Dans l'air noir, les fumées crachées des bouches font des toiles de suie pâle. On aspire le mal en tirant sur des mégots aux bouts rosis, et les lèvres bleu noyé qui les tètent ne sourient pas. On se pèle sévère. On ne dit rien, on se contente de fumer.

Les jambes bonhomme-bâtons croisées, le cowboy jongle méga. Il n'a pas d'explication à donner. Rem est venu sans poser de question, s'est planté près de lui clope au bec sitôt salué le nouveau-né pendu aux mamelles de sa mère. Sirius le sent vibrer d'excitation c'est le premier mouflet de la team à naître, après tout. Il a la délicatesse de ne pas vanter sa joie.
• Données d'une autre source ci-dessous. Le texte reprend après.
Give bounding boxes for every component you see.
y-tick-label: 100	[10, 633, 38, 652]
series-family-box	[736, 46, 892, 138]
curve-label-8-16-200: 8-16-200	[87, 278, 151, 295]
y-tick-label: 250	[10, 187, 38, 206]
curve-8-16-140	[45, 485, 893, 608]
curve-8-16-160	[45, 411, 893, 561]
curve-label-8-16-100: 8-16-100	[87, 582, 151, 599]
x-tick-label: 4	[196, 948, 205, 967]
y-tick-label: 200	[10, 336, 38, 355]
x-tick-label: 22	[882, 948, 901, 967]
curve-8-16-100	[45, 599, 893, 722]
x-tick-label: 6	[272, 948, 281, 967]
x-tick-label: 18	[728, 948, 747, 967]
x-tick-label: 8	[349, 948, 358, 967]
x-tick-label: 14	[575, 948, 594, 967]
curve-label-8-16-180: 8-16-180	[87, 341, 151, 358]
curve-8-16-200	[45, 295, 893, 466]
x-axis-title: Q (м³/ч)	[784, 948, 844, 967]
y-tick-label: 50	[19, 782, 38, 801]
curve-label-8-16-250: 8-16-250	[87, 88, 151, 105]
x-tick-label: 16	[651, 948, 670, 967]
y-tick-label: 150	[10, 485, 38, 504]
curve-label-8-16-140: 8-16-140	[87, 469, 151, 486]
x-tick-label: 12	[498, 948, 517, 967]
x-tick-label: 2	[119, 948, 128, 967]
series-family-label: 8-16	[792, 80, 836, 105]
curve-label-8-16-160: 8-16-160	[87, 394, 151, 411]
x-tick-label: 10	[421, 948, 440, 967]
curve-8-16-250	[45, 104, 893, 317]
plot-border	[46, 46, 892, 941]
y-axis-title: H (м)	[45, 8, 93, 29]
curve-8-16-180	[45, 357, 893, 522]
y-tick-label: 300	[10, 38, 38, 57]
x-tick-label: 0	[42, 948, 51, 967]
Black, lui-même, ne saurait se plaindre : l'enfant est magnifique. Encouronné de cheveux bruns, yeux en marais, on croirait déjà avoir à faire à un King en berceau.

« Il régnera, » il a juste su dire en croisant le regard de son loup frais arrivé. « Toujours ils l'aimeront. »

Puis l'idée muette de James perdu à jamais, dans chaque goutte de sang d'Harry : James perdu, James disparu. Jamais autre chose que des BFFs, jamais, ah ! jamais les intérieurs léchés, zéro boyau partagé

A l'amour jamais fait, Sirius sanglote. Doucement, il chiale.

Remus lève des yeux trop scolaires, ému encore de la piéta vivante saisie à l'intérieur de la baraque, de la folie de James enlarmé devant son fils premier. Il ouvre la bouche, la referme.

« Il va te demander d'être le parrain, tu sais. »

Ils ne rentrent pas avant une bonne demi-heure. Au retour, Sirius choppe son frère de sang dans ses bras. Ses félicitations sont sincères. Ses amours, toujours mortes.